Pero así y todo, lo haré totalmente
convencido por dos razones. La primera, que es la más trillada, es el fin del
conflicto armado, que no paz. Y es que los esfuerzos logrados hasta ahora por
este gobierno son demasiado importantes como para echarlos por la borda así sin
más, por el solo capricho de los que creen que es posible ganar militarmente una
guerra de más de cincuenta años. Ahora bien, hay cosas poco llamativas en los
acuerdos pero, abramos los ojos, siempre va a haber cosas poco llamativas en
unos acuerdos de paz. ¿O es que los 8 años de cárcel de los paramilitares es la
pena normal que habrían obtenido si no hubiera acuerdo? ¿O es que no han
revisado nunca los acuerdos de, por ejemplo, Irlanda? La paz es cara y requiere
muchas dosis de perdón, pero sobre todo de mucha capacidad de aceptar que los
que han hecho la guerra son como nosotros: tienen aspiraciones y pueden expresarlas.
Mi segunda razón, que es igual de
importante, es el temor. Temor a otro gobierno de Uribe (porque seamos
realistas, Oscariván es un tercer periodo de Uribe, qué cuentos de
independencia). Solo por mencionar algunos episodios, recuerdo al presidente
diciéndoles “tinterillos” a los fiscales; chuzando a los opositores,
magistrados y periodistas; invitando a los parapolíticos a votar sus proyectos
antes de ser enviados a la cárcel; a Carlos Castaño, entre vivas y aplausos,
entrando al Capitolio; a Tomás y Jerónimo Uribe con tierras mágicamente transformadas
en zonas francas; a Uribe diciendo “siguiente pregunta, amigo” “si lo veo le
doy en la cara, marica” “ellos no estaban recogiendo café”, entre otras perlas.

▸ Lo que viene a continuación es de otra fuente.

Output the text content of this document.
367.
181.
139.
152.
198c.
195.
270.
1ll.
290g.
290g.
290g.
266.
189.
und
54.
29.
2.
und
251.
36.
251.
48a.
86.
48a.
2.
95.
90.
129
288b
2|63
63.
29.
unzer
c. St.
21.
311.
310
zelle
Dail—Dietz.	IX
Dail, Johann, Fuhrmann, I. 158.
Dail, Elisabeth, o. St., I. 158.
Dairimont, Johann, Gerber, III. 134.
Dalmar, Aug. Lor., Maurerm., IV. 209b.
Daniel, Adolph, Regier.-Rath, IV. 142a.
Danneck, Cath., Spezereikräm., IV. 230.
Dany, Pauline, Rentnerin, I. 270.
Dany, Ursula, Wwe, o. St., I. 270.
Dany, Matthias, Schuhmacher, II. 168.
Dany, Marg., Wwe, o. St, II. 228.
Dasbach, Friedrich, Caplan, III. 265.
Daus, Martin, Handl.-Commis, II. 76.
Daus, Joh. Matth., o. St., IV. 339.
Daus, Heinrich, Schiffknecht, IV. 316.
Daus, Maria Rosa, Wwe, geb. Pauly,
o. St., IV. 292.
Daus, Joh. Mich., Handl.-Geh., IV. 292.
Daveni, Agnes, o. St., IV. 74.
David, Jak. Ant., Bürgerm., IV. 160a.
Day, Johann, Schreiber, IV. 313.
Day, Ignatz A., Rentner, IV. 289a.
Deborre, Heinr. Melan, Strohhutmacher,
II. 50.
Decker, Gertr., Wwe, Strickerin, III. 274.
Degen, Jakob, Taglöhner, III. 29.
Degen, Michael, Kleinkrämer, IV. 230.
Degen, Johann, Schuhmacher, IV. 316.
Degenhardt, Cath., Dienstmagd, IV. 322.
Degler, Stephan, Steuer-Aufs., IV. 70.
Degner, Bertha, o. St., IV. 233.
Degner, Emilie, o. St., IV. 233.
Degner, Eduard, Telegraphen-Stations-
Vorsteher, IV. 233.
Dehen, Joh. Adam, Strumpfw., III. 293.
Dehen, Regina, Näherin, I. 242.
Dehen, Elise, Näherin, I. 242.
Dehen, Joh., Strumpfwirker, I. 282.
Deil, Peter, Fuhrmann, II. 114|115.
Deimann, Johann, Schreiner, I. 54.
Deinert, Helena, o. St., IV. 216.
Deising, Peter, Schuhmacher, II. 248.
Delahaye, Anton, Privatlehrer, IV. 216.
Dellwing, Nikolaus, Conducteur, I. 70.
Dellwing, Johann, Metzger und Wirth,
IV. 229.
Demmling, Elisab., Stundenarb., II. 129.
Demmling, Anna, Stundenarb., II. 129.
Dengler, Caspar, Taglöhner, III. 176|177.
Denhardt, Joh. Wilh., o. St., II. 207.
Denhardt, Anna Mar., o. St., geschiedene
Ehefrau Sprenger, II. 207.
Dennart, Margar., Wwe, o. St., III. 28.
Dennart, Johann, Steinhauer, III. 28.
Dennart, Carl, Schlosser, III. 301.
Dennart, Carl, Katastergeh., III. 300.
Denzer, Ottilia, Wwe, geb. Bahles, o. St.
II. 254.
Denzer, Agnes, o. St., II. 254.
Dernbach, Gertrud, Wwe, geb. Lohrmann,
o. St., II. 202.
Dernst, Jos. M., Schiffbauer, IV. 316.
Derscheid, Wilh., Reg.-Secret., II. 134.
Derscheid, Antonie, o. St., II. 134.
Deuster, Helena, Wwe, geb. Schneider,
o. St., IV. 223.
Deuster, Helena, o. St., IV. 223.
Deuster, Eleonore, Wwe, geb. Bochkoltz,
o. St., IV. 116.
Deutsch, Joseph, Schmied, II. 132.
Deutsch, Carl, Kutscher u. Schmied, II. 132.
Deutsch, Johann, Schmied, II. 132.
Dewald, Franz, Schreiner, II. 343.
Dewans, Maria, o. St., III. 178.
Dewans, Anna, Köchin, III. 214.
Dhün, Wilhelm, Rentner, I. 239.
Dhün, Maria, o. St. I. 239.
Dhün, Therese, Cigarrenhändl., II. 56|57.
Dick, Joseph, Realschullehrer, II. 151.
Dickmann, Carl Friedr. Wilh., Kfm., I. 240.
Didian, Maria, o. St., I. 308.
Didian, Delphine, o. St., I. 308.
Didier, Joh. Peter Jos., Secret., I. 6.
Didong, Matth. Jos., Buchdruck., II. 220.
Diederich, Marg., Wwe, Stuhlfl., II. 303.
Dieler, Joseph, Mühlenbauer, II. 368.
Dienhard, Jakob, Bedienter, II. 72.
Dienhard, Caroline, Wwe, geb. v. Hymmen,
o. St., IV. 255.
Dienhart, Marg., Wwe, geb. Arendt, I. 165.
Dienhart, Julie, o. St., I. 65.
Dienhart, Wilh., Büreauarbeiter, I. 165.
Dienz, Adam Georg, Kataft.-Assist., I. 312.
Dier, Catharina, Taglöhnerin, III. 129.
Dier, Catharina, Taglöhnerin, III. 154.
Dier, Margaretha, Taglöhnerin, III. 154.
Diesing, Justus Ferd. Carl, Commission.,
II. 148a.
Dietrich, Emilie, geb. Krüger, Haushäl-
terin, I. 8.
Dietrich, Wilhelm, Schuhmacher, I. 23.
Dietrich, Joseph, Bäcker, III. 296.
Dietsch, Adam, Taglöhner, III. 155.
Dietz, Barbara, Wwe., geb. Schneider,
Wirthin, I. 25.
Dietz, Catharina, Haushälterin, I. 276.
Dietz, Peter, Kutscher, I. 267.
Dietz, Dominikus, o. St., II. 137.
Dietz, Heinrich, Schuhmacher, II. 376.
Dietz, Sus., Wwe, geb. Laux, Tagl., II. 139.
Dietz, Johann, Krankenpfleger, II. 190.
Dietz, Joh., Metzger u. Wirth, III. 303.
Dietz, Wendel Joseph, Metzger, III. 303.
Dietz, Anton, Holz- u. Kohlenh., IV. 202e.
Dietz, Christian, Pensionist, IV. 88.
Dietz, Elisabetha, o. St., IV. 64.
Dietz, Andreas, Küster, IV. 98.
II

Mientras rememoro esto, pienso en lo más reciente: en la ignorante María
Fernanda Cabal (qué miedo esa señora) mandando a Gabriel García Márquez al
infierno, diciendo que el comunismo es una enfermedad y dando gracias a Dios (qué
miedo ese Dios) por librar a Colombia del comunismo ateo; en Oscariván diciendo
que no conoce al hácker, que sí lo conoce, que lo contrató, que no lo contrató,
que fue a la oficina, que no fue, que él sí está en el vídeo, que no se acuerda
qué dijo, que todo es un montaje (…); en Pacho diciendo que electrocuten a los
estudiantes, que eso es legítimo; en José Obdulio Gaviria convocado a un “juicio
ejemplar” el siete de agosto contra todos los que creemos en la paz; en fin, el
largo etcétera del uribismo que hace parecer este país un cuento de terror inacabable.
Todo eso me asusta y tampoco quiero
que nos sigamos matando por unas ideas. Ya es hora de pasar la página, ya es
hora de dejar atrás toda esa violencia, todo el odio, todas las atrocidades. Me
propongo, entonces, a interrumpir mis vacaciones una vez más para volver mañana
a Bogotá a votar y no dejar que por pasividad los criminales uribistas revivan
el reino de terror que por ocho años tanto alabaron. Por eso, contra el miedo y
por la paz, me pongo la palomita de los santistas y voto este 15 de junio por
Santos. Porque quiero morirme después de la paz.